Ketua Umum Perhimpunan Hotel dan Restoran Indonesia(PHRI) Hariyadi B Sukamdani mengatakan, keputusan untuk mulai merumahkan karyawan perhotelan bukan murni pemutusan hubungan kerja (PHK).
Menurut dia, ada tiga jenis kategori karyawan yakni harian, karyawan kontrak, dan karyawan tetap. Untuk daily worker atau pekerja harian, saat ini tidak dipakai. Sementara sebagian karyawan kontrak maupun karyawan tetap memangsudah mulai dirumahkan. Langkah ini dilakukan demi menjaga cashflow atau arus kas dan menekan biaya operasional. (Baca: RI Positif Coruna, Okupansi Hotel Turun 40% Dalam Tiga Hari Terakhir)

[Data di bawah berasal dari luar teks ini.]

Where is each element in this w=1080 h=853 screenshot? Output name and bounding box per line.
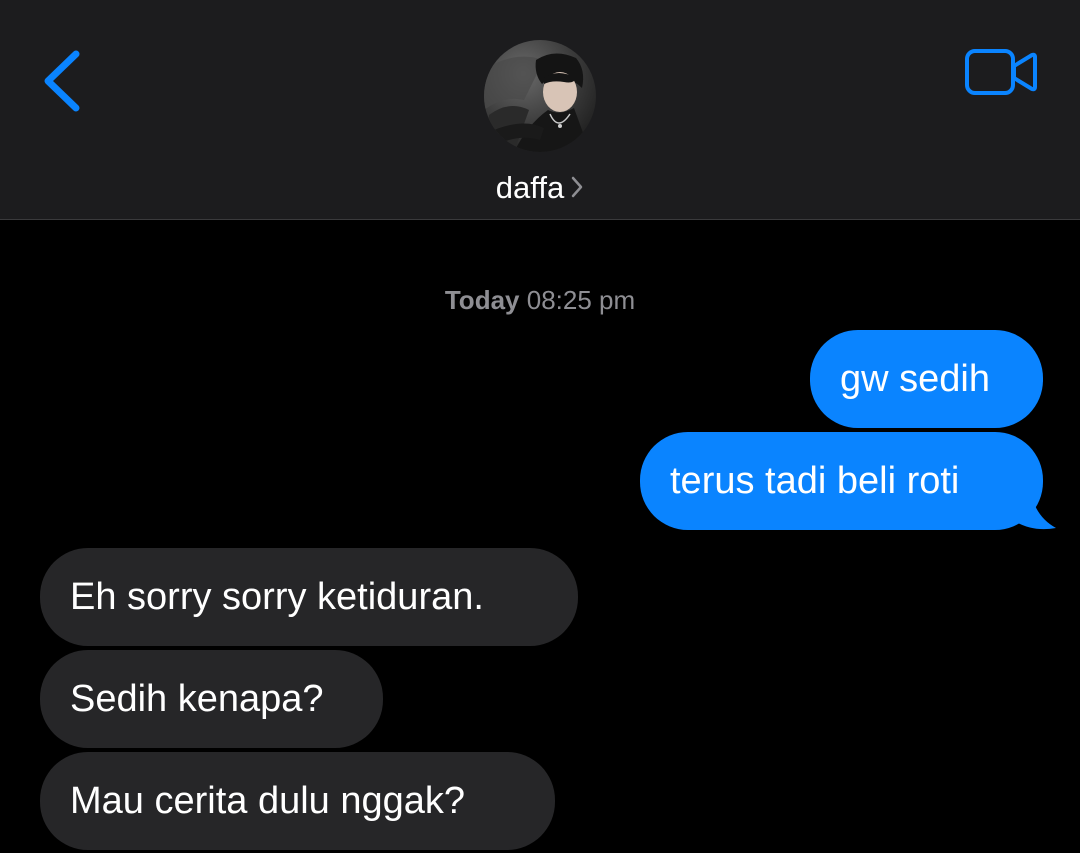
timestamp-time: 08:25 pm	[526, 285, 636, 315]
incoming-message[interactable]: Eh sorry sorry ketiduran.	[40, 548, 578, 646]
conversation-header: daffa	[0, 0, 1080, 220]
message-text: Sedih kenapa?	[70, 678, 324, 720]
bubble-tail	[1016, 488, 1056, 530]
outgoing-message[interactable]: gw sedih	[810, 330, 1043, 428]
timestamp-day: Today	[444, 285, 520, 315]
contact-name: daffa	[495, 170, 565, 205]
back-button[interactable]	[38, 46, 88, 116]
chevron-right-icon	[571, 176, 583, 198]
incoming-message[interactable]: Sedih kenapa?	[40, 650, 383, 748]
messages-screen: daffa Today 08:25 pm gw sedih terus tadi…	[0, 0, 1080, 853]
avatar-photo	[484, 40, 596, 152]
conversation-timestamp: Today 08:25 pm	[0, 282, 1080, 318]
chevron-left-icon	[44, 50, 80, 112]
outgoing-message[interactable]: terus tadi beli roti	[640, 432, 1043, 530]
message-text: gw sedih	[840, 358, 990, 400]
incoming-message[interactable]: Mau cerita dulu nggak?	[40, 752, 555, 850]
message-text: terus tadi beli roti	[670, 460, 960, 502]
video-camera-icon	[965, 49, 1037, 95]
contact-avatar[interactable]	[484, 40, 596, 152]
message-text: Eh sorry sorry ketiduran.	[70, 576, 484, 618]
video-call-button[interactable]	[964, 48, 1038, 96]
contact-name-button[interactable]: daffa	[0, 166, 1080, 210]
message-text: Mau cerita dulu nggak?	[70, 780, 466, 822]
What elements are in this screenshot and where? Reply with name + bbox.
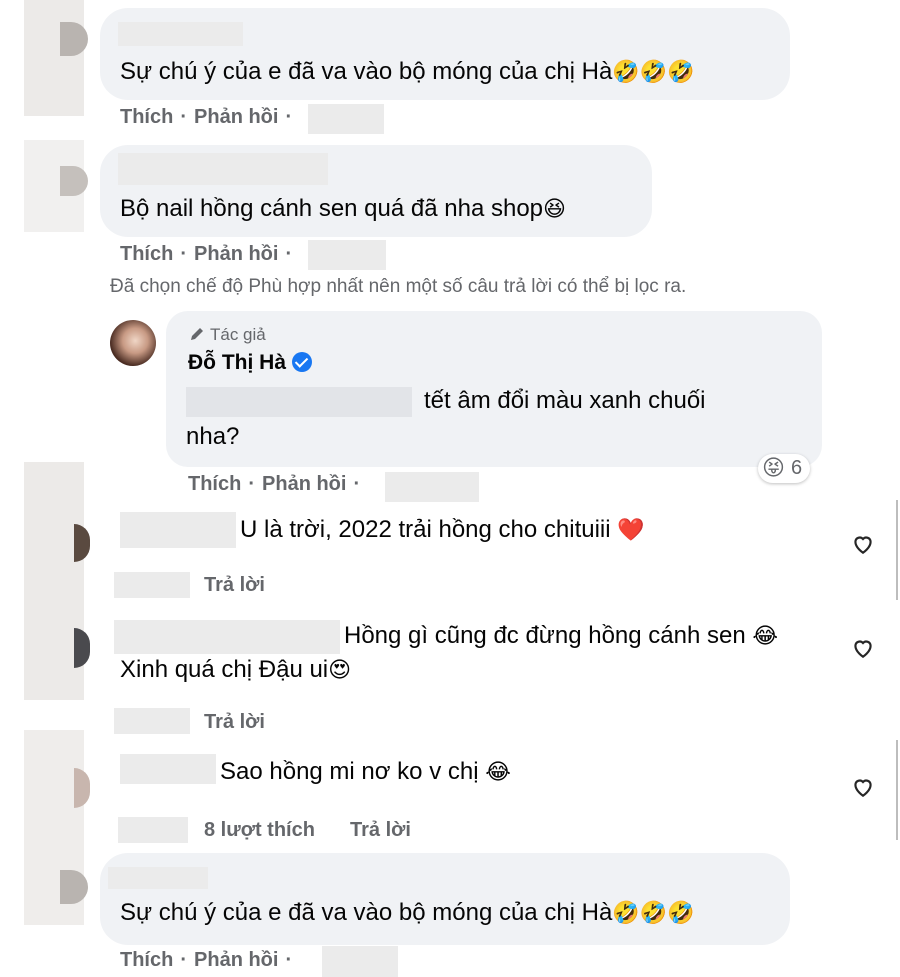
like-link[interactable]: Thích [188,473,241,495]
comment-bubble: Sự chú ý của e đã va vào bộ móng của chị… [100,853,790,945]
verified-badge-icon [292,352,312,372]
comment-bubble: Sự chú ý của e đã va vào bộ móng của chị… [100,8,790,100]
timestamp-redacted [385,472,479,502]
timestamp-redacted [322,946,398,977]
ig-comment-text: Hồng gì cũng đc đừng hồng cánh sen 😂 [344,622,779,649]
pencil-icon [191,328,203,340]
avatar[interactable] [74,628,90,668]
time-redacted [114,708,190,734]
avatar[interactable] [74,768,90,808]
comment-bubble: Bộ nail hồng cánh sen quá đã nha shop😆 [100,145,652,237]
timestamp-redacted [308,104,384,134]
tongue-emoji-icon: 😝 [762,456,785,481]
author-reply-text: tết âm đổi màu xanh chuối [424,387,706,414]
ig-reply-link[interactable]: Trả lời [204,711,265,734]
author-text-redacted-prefix [186,387,412,417]
author-name[interactable]: Đỗ Thị Hà [188,351,312,375]
author-avatar[interactable] [110,320,156,366]
ig-reply-link[interactable]: Trả lời [350,819,411,842]
rofl-emoji-icon: 🤣🤣🤣 [612,901,695,926]
commenter-name-redacted [118,22,243,46]
ig-comment-text: U là trời, 2022 trải hồng cho chituiii ❤… [240,516,645,543]
like-heart-icon[interactable] [850,531,876,557]
like-link[interactable]: Thích [120,243,173,265]
like-link[interactable]: Thích [120,949,173,971]
ig-comment-text: Sao hồng mi nơ ko v chị 😂 [220,758,511,785]
like-heart-icon[interactable] [850,774,876,800]
like-heart-icon[interactable] [850,635,876,661]
comment-actions: Thích · Phản hồi · [120,243,293,265]
author-reply-text-line2: nha? [186,423,240,450]
reply-link[interactable]: Phản hồi [194,949,278,971]
time-redacted [118,817,188,843]
username-redacted [114,620,340,654]
heart-emoji-icon: ❤️ [617,518,645,543]
commenter-name-redacted [108,867,208,889]
comment-text: Sự chú ý của e đã va vào bộ móng của chị… [120,899,695,926]
joy-emoji-icon: 😂 [752,624,779,649]
comment-actions: Thích · Phản hồi · [120,106,293,128]
heart-eyes-emoji-icon: 😍 [328,658,352,683]
right-edge-divider [896,500,898,600]
reply-link[interactable]: Phản hồi [194,243,278,265]
timestamp-redacted [308,240,386,270]
commenter-name-redacted [118,153,328,185]
side-image-fragment [24,0,84,116]
like-link[interactable]: Thích [120,106,173,128]
username-redacted [120,754,216,784]
ig-reply-link[interactable]: Trả lời [204,574,265,597]
joy-emoji-icon: 😂 [485,760,511,785]
reply-link[interactable]: Phản hồi [194,106,278,128]
filter-note: Đã chọn chế độ Phù hợp nhất nên một số c… [110,276,687,297]
comment-text: Sự chú ý của e đã va vào bộ móng của chị… [120,58,695,85]
ig-like-count[interactable]: 8 lượt thích [204,819,315,842]
right-edge-divider [896,740,898,840]
author-badge: Tác giả [188,325,266,345]
comment-text: Bộ nail hồng cánh sen quá đã nha shop😆 [120,195,566,222]
author-reply-bubble: Tác giả Đỗ Thị Hà tết âm đổi màu xanh ch… [166,311,822,467]
reply-link[interactable]: Phản hồi [262,473,346,495]
username-redacted [120,512,236,548]
avatar[interactable] [74,524,90,562]
author-reply-actions: Thích · Phản hồi · [188,473,361,495]
laughing-emoji-icon: 😆 [543,197,566,222]
ig-comment-text-line2: Xinh quá chị Đậu ui😍 [120,656,352,683]
rofl-emoji-icon: 🤣🤣🤣 [612,60,695,85]
comment-actions: Thích · Phản hồi · [120,949,293,971]
reaction-count[interactable]: 😝 6 [758,454,811,483]
time-redacted [114,572,190,598]
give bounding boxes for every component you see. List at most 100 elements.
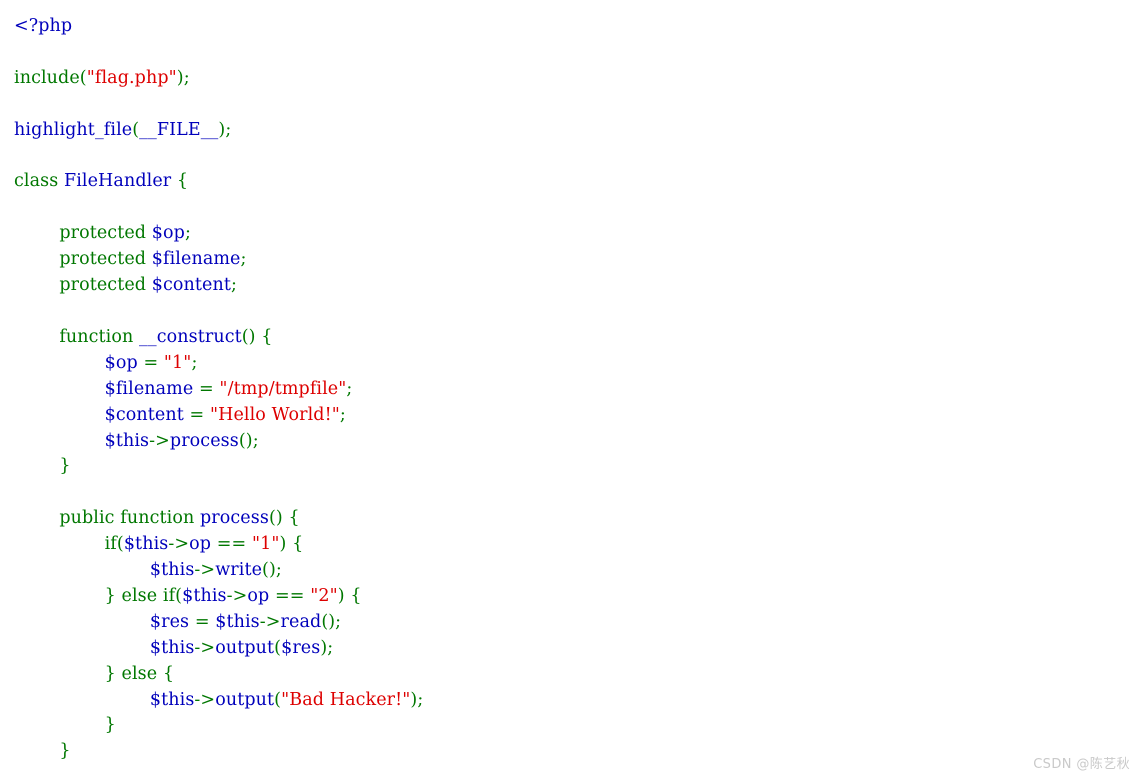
code-token-keyword: -> (226, 585, 248, 606)
code-line: include("flag.php"); (14, 66, 1144, 92)
code-token-keyword: include (14, 67, 80, 88)
code-token-keyword: ; (191, 352, 198, 373)
code-token-keyword: } (59, 456, 71, 477)
code-token-keyword: -> (194, 689, 216, 710)
code-token-keyword: = (183, 404, 210, 425)
code-token-default: $res (281, 637, 321, 658)
php-source-code: <?php include("flag.php"); highlight_fil… (0, 0, 1144, 765)
code-token-default: $this (149, 637, 195, 658)
csdn-watermark: CSDN @陈艺秋 (1033, 757, 1130, 772)
code-line: } (14, 454, 1144, 480)
code-token-keyword: ; (275, 560, 282, 581)
code-line: <?php (14, 14, 1144, 40)
code-line: } else if($this->op == "2") { (14, 584, 1144, 610)
code-token-keyword: ; (231, 275, 238, 296)
code-token-default: $op (151, 223, 185, 244)
code-line: $this->write(); (14, 558, 1144, 584)
code-token-keyword: protected (59, 249, 147, 270)
code-token-keyword: protected (59, 275, 147, 296)
code-token-keyword: () (268, 508, 283, 529)
code-token-keyword: () (241, 326, 256, 347)
code-line: $filename = "/tmp/tmpfile"; (14, 377, 1144, 403)
code-token-string: "/tmp/tmpfile" (219, 378, 347, 399)
code-token-default: $this (123, 534, 169, 555)
code-token-keyword: ( (79, 67, 87, 88)
code-token-default: process (169, 430, 239, 451)
code-token-default: $op (104, 352, 138, 373)
code-token-default: $this (149, 560, 195, 581)
code-token-default: output (215, 689, 275, 710)
code-token-keyword: == (211, 534, 252, 555)
code-token-keyword: ; (346, 378, 353, 399)
code-line: highlight_file(__FILE__); (14, 118, 1144, 144)
code-line: protected $filename; (14, 247, 1144, 273)
code-token-default: $this (182, 585, 227, 606)
code-token-default: $this (149, 689, 195, 710)
code-token-keyword: ; (335, 611, 342, 632)
code-token-keyword: else (121, 585, 158, 606)
code-token-keyword: else (121, 663, 158, 684)
code-line: } (14, 739, 1144, 765)
code-token-default: read (280, 611, 322, 632)
code-token-default: $content (151, 275, 232, 296)
code-token-default: $this (104, 430, 150, 451)
code-token-keyword: } (104, 715, 116, 736)
code-token-keyword: { (162, 663, 175, 684)
code-line: if($this->op == "1") { (14, 532, 1144, 558)
code-token-keyword: -> (259, 611, 281, 632)
code-line: protected $content; (14, 273, 1144, 299)
code-token-keyword: function (59, 326, 134, 347)
code-token-keyword: -> (194, 560, 216, 581)
code-token-string: "Bad Hacker!" (281, 689, 411, 710)
code-token-keyword: if (162, 585, 176, 606)
code-token-default: <?php (14, 16, 73, 36)
code-token-keyword: -> (168, 534, 190, 555)
code-line: $res = $this->read(); (14, 610, 1144, 636)
code-token-keyword: { (350, 585, 362, 606)
code-token-keyword: ; (252, 430, 259, 451)
code-token-keyword: = (193, 378, 220, 399)
code-line: $content = "Hello World!"; (14, 403, 1144, 429)
code-token-keyword: ) (176, 67, 184, 88)
code-token-keyword: = (137, 352, 164, 373)
code-token-keyword: class (14, 171, 59, 192)
code-line: $this->output("Bad Hacker!"); (14, 688, 1144, 714)
code-token-string: "flag.php" (86, 67, 177, 88)
code-token-default: output (215, 637, 275, 658)
code-token-string: "1" (163, 352, 192, 373)
code-token-default: $filename (104, 378, 194, 399)
code-token-keyword: ; (339, 404, 346, 425)
code-token-default: __construct (139, 326, 242, 347)
code-token-keyword: () (321, 611, 336, 632)
code-line: public function process() { (14, 506, 1144, 532)
code-token-default: FileHandler (63, 171, 172, 192)
code-line: $this->process(); (14, 429, 1144, 455)
code-token-default: $res (149, 611, 190, 632)
code-token-default: __FILE__ (139, 119, 219, 140)
code-line: } else { (14, 662, 1144, 688)
code-token-keyword: () (238, 430, 253, 451)
code-line: class FileHandler { (14, 169, 1144, 195)
code-token-keyword: -> (149, 430, 170, 451)
code-token-string: "2" (310, 585, 338, 606)
code-token-keyword: ) (337, 585, 345, 606)
code-token-keyword: } (59, 741, 71, 762)
code-token-keyword: } (104, 663, 116, 684)
code-token-default: op (189, 534, 212, 555)
code-token-keyword: { (288, 508, 300, 529)
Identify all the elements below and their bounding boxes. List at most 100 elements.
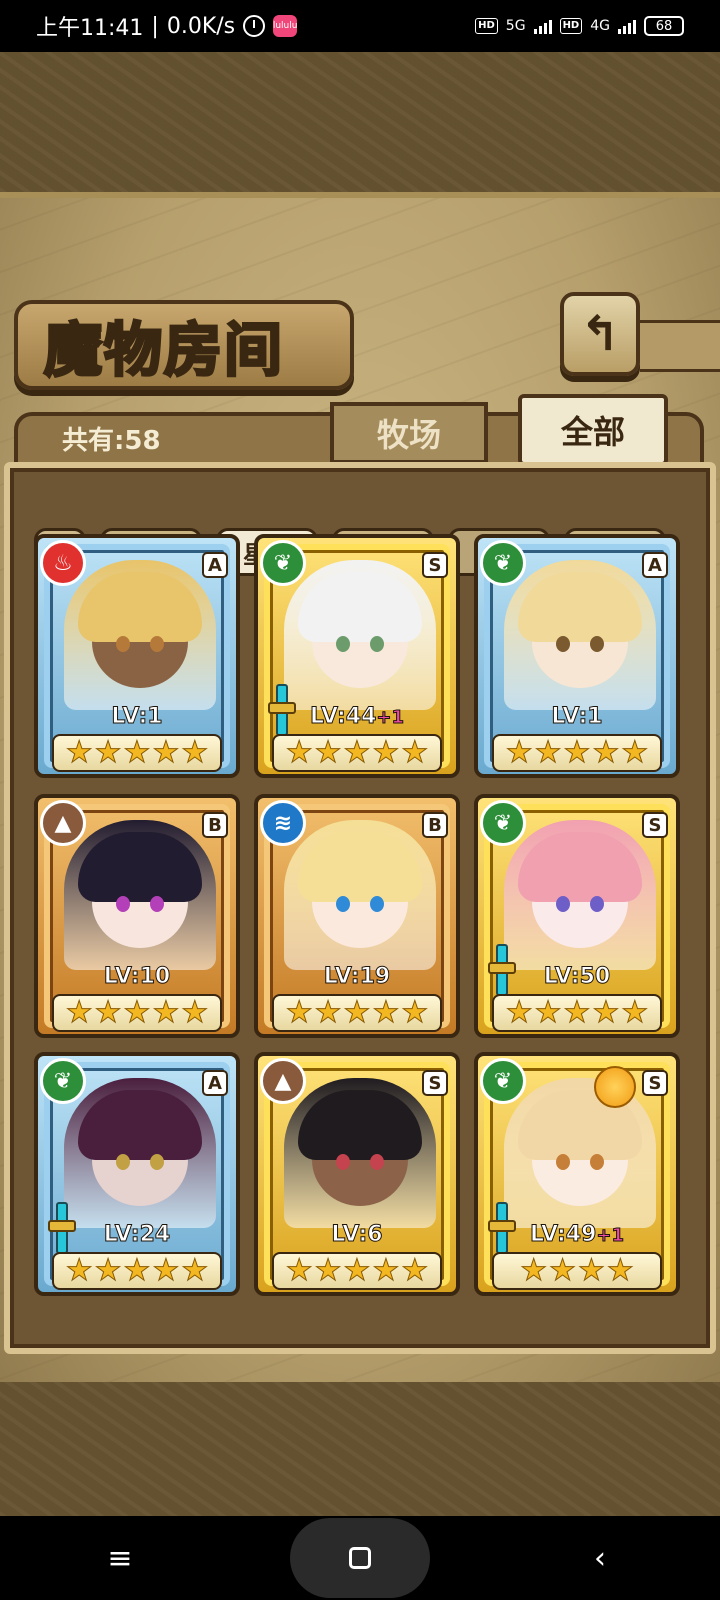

”Yang karyawan kontrak dan permanen seperti di Bali, itu mereka masuknya giliran. Karena perusahaan harus jaga cashflow. Sekarang perusahaan coba menurunkan 50% biaya tenaga kerja,” ujarnya di Jakarta kemarin.
Hariyadi melanjutkan, memotong biaya tenaga kerja dengan cara masuk bergantian juga terjadi pada restoran. Hanya, karyawan restoran relatif sedikit, tidak sebanyak karyawan hotel.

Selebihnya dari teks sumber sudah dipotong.